MPPB investiga suposta negligência médica que resultou em morte de bebê em hospital de Campina Grande.
Notícia de Fato foi aberta
pelo MPPB nesta segunda-feira (30)
O Ministério Público da
Paraíba (MPPB) instaurou, nesta segunda-feira (30), uma investigação para
apurar uma denúncia de suposta negligência médica no atendimento a uma bebê no
Hospital da Criança e do Adolescente, em Campina Grande, Agreste da Paraíba. A
menina morreu no domingo (29) e foi sepultada nesta segunda-feira (30).
De acordo com o MPPB, o
objetivo é esclarecer as circunstâncias do atendimento prestado à criança e
verificar se os protocolos adotados pelas unidades de saúde foram seguidos
corretamente. A promotora de Justiça Adriana Amorim, que atua na área da Saúde,
é responsável pela investigação.
Diante da gravidade do caso,
a promotora determinou o envio de ofícios às direções do Hospital da Criança e
do Adolescente e do Hospital de Emergência e Trauma de Campina Grande. As
unidades terão prazo de 15 dias para apresentar informações detalhadas sobre o
atendimento realizado.
Entre os documentos solicitados
estão cópias completas e legíveis do prontuário médico da paciente, incluindo
fichas de triagem, evoluções médicas e de enfermagem, exames, prescrições,
relatórios de transferência e registros de atendimentos de urgência.
Também serão acionados a
Secretaria Municipal de Saúde, o Conselho Regional de Medicina da Paraíba, o
Instituto de Polícia Científica e o Serviço de Verificação de Óbito, para
adoção de providências.
A Secretaria Municipal de
Saúde deverá informar, no prazo de 30 dias, se foi instaurada sindicância ou
procedimento administrativo interno para apurar o caso, com envio de relatório
conclusivo, caso haja investigação em andamento.
Já o Instituto de Polícia
Científica e o Serviço de Verificação de Óbito devem encaminhar informações
disponíveis sobre a causa da morte da criança, caso o laudo já tenha sido
emitido, ou indicar se o documento ainda está pendente.
Entenda o caso
Segundo os pais, a bebê foi
levada ao Hospital da Criança e do Adolescente com sintomas gripais, na última
sexta-feira (20). Após atendimento médico, ela recebeu alta e foi enviada para
casa. A família afirma que a criança voltou à unidade e, novamente, foi
liberada.
De acordo com o relato do
tio da bebê, a médica teria dito à mãe que ela estaria “exagerando por ser mãe
de primeira viagem” e receitou dipirona antes de conceder alta.

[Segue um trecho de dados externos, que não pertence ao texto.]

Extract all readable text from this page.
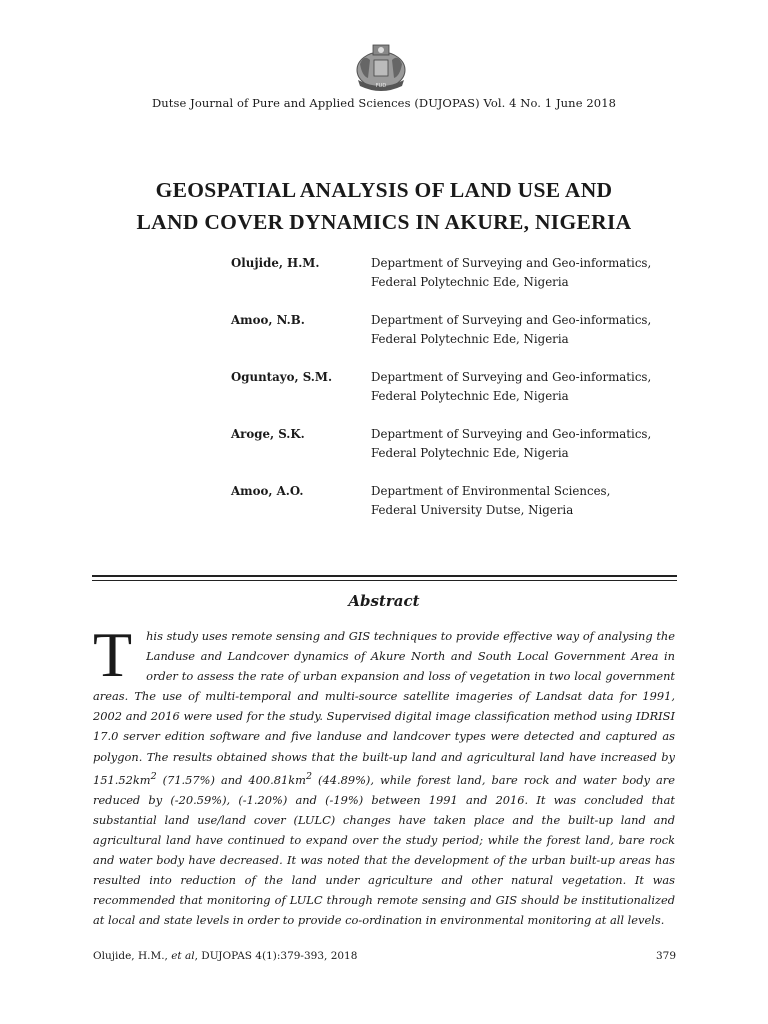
FUD
Dutse Journal of Pure and Applied Sciences (DUJOPAS) Vol. 4 No. 1 June 2018
GEOSPATIAL ANALYSIS OF LAND USE AND
LAND COVER DYNAMICS IN AKURE, NIGERIA
Olujide, H.M.	Department of Surveying and Geo-informatics,
Federal Polytechnic Ede, Nigeria
Amoo, N.B.	Department of Surveying and Geo-informatics,
Federal Polytechnic Ede, Nigeria
Oguntayo, S.M.	Department of Surveying and Geo-informatics,
Federal Polytechnic Ede, Nigeria
Aroge, S.K.	Department of Surveying and Geo-informatics,
Federal Polytechnic Ede, Nigeria
Amoo, A.O.	Department of Environmental Sciences,
Federal University Dutse, Nigeria
Abstract
T his study uses remote sensing and GIS techniques to provide effective way of analysing the Landuse and Landcover dynamics of Akure North and South Local Government Area in order to assess the rate of urban expansion and loss of vegetation in two local government areas. The use of multi-temporal and multi-source satellite imageries of Landsat data for 1991, 2002 and 2016 were used for the study. Supervised digital image classification method using IDRISI 17.0 server edition software and five landuse and landcover types were detected and captured as polygon. The results obtained shows that the built-up land and agricultural land have increased by $151.52km^2$ (71.57%) and $400.81km^2$ (44.89%), while forest land, bare rock and water body are reduced by (-20.59%), (-1.20%) and (-19%) between 1991 and 2016. It was concluded that substantial land use/land cover (LULC) changes have taken place and the built-up land and agricultural land have continued to expand over the study period; while the forest land, bare rock and water body have decreased. It was noted that the development of the urban built-up areas has resulted into reduction of the land under agriculture and other natural vegetation. It was recommended that monitoring of LULC through remote sensing and GIS should be institutionalized at local and state levels in order to provide co-ordination in environmental monitoring at all levels.
Olujide, H.M., et al, DUJOPAS 4(1):379-393, 2018	379
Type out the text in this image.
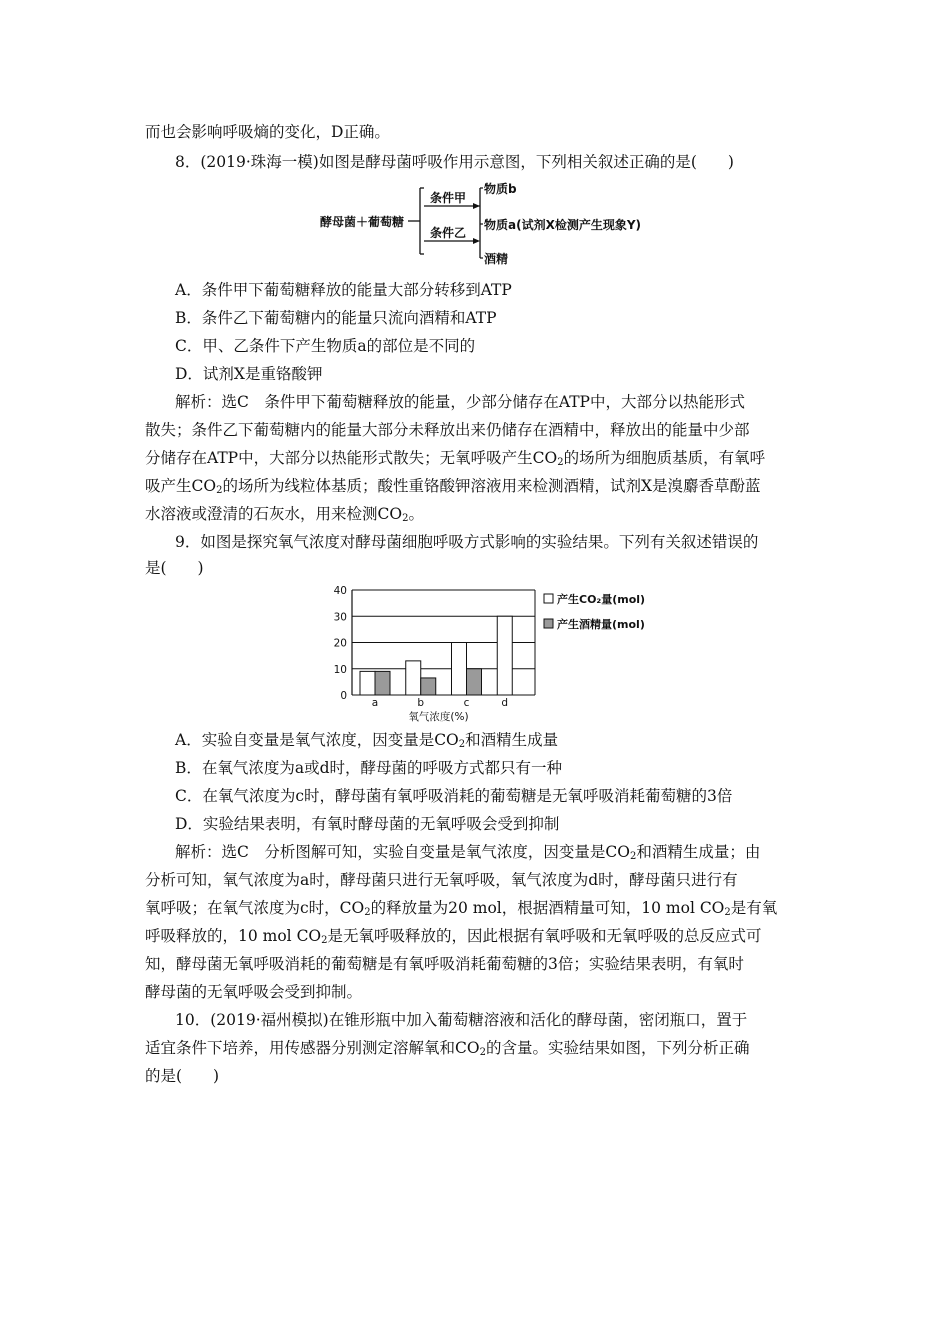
而也会影响呼吸熵的变化，D正确。
8．(2019·珠海一模)如图是酵母菌呼吸作用示意图，下列相关叙述正确的是(　　)
酵母菌＋葡萄糖
条件甲
条件乙
物质b
物质a(试剂X检测产生现象Y)
酒精
A．条件甲下葡萄糖释放的能量大部分转移到ATP
B．条件乙下葡萄糖内的能量只流向酒精和ATP
C．甲、乙条件下产生物质a的部位是不同的
D．试剂X是重铬酸钾
解析：选C　条件甲下葡萄糖释放的能量，少部分储存在ATP中，大部分以热能形式
散失；条件乙下葡萄糖内的能量大部分未释放出来仍储存在酒精中，释放出的能量中少部
分储存在ATP中，大部分以热能形式散失；无氧呼吸产生$CO_2$的场所为细胞质基质，有氧呼
吸产生$CO_2$的场所为线粒体基质；酸性重铬酸钾溶液用来检测酒精，试剂X是溴麝香草酚蓝
水溶液或澄清的石灰水，用来检测$CO_2$。
9．如图是探究氧气浓度对酵母菌细胞呼吸方式影响的实验结果。下列有关叙述错误的
是(　　)
0
10
20
30
40
a	b	c	d
氧气浓度(%)
产生CO₂量(mol)
产生酒精量(mol)
A．实验自变量是氧气浓度，因变量是$CO_2$和酒精生成量
B．在氧气浓度为a或d时，酵母菌的呼吸方式都只有一种
C．在氧气浓度为c时，酵母菌有氧呼吸消耗的葡萄糖是无氧呼吸消耗葡萄糖的3倍
D．实验结果表明，有氧时酵母菌的无氧呼吸会受到抑制
解析：选C　分析图解可知，实验自变量是氧气浓度，因变量是$CO_2$和酒精生成量；由
分析可知，氧气浓度为a时，酵母菌只进行无氧呼吸，氧气浓度为d时，酵母菌只进行有
氧呼吸；在氧气浓度为c时，$CO_2$的释放量为20 mol，根据酒精量可知，10 mol $CO_2$是有氧
呼吸释放的，10 mol $CO_2$是无氧呼吸释放的，因此根据有氧呼吸和无氧呼吸的总反应式可
知，酵母菌无氧呼吸消耗的葡萄糖是有氧呼吸消耗葡萄糖的3倍；实验结果表明，有氧时
酵母菌的无氧呼吸会受到抑制。
10．(2019·福州模拟)在锥形瓶中加入葡萄糖溶液和活化的酵母菌，密闭瓶口，置于
适宜条件下培养，用传感器分别测定溶解氧和$CO_2$的含量。实验结果如图，下列分析正确
的是(　　)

Ainda segundo os familiares,
após voltar para casa, a criança apresentou piora, com vômitos e secreção. Em
novo retorno ao hospital, na segunda-feira (23), ela não teria sido examinada e
recebeu alta após indicação de lavagem nasal. A família relata que, já em casa,
a bebê convulsionou e foi levada novamente ao hospital, na madrugada de
segunda-feira (23) para terça-feira (24). Ao chegar à unidade, foi encaminhada
diretamente para a ala vermelha.
O tio da menina, que também
é profissional de saúde há mais de 15 anos, afirma que sugeriu uma intervenção
mas foi ignorado. Por volta das 5h50 da terça-feira (24) a menina foi levada
para a UTI do hospital, onde foi entubada.
Em nota, a Secretaria de
Saúde de Campina Grande informou que lamenta a morte da criança e afirmou que
está empenhada na apuração dos procedimentos adotados no Hospital da Criança.
A pasta também comunicou que
solicitou ao Ministério Público da Paraíba (MPPB) apoio técnico do Conselho
Regional de Medicina da Paraíba (CRM-PB) para contribuir com a investigação
sobre a conduta médica e os atendimentos realizados nos hospitais envolvidos.
Segundo a secretaria, as apurações vão orientar eventuais responsabilizações e
possíveis ajustes nos protocolos de atendimento.